Dreaming in Technicolor -or- Experiments in Dreaming
Dreaming in Technicolor -or- Experiments in the Qualia of Dreaming and Consciousness
We can read the WikiAnswers page which provides some thoughts posted about the question about dreaming in color. Bob Hoss Working with Color in Dreams has provided insightful thoughts about the symbolic nature of color. For Carl Gustav Jung color went hand in hand with the alchemical process of dreaming and individuation. Using Max Luescher's The Luescher Color Test psychological investigations into the effects of color perception, the advertizing industry in the early 70's picked up on the "hidden" influence of color on consumers, and started to package products and fashion their retail store exteriors/interiors accordingly.
As a university student, one of the first thought experiments that I carried out was on investigating the relationship between environmental/self perception and dreams by using color perception as a perceptual base. Although I often have color dreams, others are often black and white. (One could speculate whether growing up with black and white TV till I was 12 years old may have influenced that. A simple field study that could help prove or disprove that theory, would be to collect dreams that come from a pre-color TV generation and one that only experienced color. Compare the texts of the two groups and see if there are differences in the frequency of words used to describe color?).

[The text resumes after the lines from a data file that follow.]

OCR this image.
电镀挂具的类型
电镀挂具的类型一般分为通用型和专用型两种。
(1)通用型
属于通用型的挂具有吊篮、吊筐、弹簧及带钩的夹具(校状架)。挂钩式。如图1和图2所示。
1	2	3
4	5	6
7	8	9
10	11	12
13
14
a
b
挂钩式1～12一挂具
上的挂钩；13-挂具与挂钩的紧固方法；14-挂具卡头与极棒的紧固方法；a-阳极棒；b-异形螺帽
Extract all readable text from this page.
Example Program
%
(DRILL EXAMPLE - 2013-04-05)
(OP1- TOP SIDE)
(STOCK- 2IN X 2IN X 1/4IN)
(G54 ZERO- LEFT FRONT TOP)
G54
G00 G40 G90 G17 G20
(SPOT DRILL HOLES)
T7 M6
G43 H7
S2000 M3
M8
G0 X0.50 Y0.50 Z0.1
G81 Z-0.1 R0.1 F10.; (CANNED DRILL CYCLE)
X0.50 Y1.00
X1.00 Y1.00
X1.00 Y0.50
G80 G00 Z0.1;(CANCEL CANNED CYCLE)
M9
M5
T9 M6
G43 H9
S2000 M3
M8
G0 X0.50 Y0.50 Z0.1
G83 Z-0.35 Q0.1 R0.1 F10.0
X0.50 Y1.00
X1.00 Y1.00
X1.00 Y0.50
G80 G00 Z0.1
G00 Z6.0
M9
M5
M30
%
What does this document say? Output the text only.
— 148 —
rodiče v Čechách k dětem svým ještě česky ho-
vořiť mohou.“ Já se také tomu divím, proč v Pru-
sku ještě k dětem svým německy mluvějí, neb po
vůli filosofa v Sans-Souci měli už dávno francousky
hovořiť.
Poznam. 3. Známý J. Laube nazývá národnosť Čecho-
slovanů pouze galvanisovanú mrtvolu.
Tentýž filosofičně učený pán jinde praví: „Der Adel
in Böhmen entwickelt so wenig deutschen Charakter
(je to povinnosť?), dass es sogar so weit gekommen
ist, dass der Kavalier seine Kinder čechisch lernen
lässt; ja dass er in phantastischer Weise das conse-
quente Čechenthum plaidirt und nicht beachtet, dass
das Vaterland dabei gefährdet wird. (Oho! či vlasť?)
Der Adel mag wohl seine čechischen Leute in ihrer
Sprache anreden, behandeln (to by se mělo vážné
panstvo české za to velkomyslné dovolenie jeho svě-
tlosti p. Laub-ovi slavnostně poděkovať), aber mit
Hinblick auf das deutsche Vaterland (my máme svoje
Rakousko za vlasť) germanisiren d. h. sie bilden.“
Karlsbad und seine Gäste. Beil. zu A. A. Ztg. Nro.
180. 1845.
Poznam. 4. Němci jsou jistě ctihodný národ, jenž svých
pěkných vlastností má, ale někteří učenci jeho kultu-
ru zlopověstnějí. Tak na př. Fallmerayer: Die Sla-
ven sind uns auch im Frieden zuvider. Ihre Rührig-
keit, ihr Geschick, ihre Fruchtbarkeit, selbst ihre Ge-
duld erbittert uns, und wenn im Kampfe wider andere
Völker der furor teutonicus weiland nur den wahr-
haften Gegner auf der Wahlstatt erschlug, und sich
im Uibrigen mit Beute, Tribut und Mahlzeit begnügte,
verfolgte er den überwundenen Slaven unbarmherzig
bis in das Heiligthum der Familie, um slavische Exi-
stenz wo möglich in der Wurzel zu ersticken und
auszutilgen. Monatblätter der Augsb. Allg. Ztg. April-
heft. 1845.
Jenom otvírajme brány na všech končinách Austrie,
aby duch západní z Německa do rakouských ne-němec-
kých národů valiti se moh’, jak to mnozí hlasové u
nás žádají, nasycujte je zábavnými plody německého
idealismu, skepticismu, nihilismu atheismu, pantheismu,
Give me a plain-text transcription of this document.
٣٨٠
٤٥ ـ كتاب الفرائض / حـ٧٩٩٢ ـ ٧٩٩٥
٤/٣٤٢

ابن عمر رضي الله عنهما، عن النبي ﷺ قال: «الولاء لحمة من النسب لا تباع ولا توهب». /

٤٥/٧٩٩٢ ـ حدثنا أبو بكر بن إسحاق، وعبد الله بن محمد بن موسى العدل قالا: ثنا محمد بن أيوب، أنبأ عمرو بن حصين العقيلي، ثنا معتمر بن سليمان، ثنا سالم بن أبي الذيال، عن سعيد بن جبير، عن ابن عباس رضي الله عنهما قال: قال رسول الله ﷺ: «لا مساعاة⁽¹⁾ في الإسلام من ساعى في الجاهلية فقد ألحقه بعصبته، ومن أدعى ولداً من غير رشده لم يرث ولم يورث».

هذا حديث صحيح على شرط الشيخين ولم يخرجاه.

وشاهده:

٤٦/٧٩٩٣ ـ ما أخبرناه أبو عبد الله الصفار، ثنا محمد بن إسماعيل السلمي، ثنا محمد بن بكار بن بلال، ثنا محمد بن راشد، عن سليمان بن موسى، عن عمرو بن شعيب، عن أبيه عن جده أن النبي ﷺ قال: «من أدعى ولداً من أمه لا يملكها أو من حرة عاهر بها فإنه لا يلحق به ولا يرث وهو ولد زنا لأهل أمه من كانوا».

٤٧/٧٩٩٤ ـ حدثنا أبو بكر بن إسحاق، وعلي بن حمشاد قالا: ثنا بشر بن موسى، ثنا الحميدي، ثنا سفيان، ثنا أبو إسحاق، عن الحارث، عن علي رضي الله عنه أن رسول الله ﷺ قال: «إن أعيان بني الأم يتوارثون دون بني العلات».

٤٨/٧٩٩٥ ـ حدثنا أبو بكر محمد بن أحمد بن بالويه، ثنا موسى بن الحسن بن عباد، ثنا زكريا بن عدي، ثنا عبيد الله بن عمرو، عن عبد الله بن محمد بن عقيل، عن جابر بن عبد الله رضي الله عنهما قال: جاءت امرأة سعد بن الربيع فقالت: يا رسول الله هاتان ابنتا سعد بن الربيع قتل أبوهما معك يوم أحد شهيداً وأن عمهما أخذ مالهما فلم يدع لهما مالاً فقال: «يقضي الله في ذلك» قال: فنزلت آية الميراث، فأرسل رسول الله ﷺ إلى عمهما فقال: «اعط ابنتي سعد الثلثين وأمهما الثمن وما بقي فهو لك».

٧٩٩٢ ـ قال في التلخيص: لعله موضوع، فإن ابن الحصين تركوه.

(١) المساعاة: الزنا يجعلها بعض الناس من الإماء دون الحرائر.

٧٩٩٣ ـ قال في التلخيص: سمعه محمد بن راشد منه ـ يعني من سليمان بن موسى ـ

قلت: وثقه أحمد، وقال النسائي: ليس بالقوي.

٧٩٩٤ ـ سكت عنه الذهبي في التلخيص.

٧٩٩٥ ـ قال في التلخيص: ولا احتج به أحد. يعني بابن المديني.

The experiment that I carried out as a student for about a week, was to "consciously focus" my perception on color during the day. The daily "residue theory" of dream formation suggests and predicts that what we consciously focus on (or sometimes not focus on), becomes part of the perceptual gestalt of our nightly dreams. Sure enough, already after the the first night, the intensity of color perception in my dreams became greater. My dreams every night for that week were in full technicolor. (As we used to say back then, that was a cool effect). In some ways, this simple neuropsychological effect, also became part of my university thesis, that we are all active perceivers, in the sense that we all learn to choose to focus our attention and consciousness as it relates to the kaleidescopic dance of stimuli entering our visual and psychosomatic field. From a behavioural psychology perspective, this is how we learn to create the qualitative form our subjective/individual perceptual world each of us lives in. Aldous Huxley Doors of Perception refered to this filtering process as "reduced reality". From a neuropsychological perspective Donald Broadbent and Anne Treisman have provided evidence and theories as to how the neuropsychological process operates.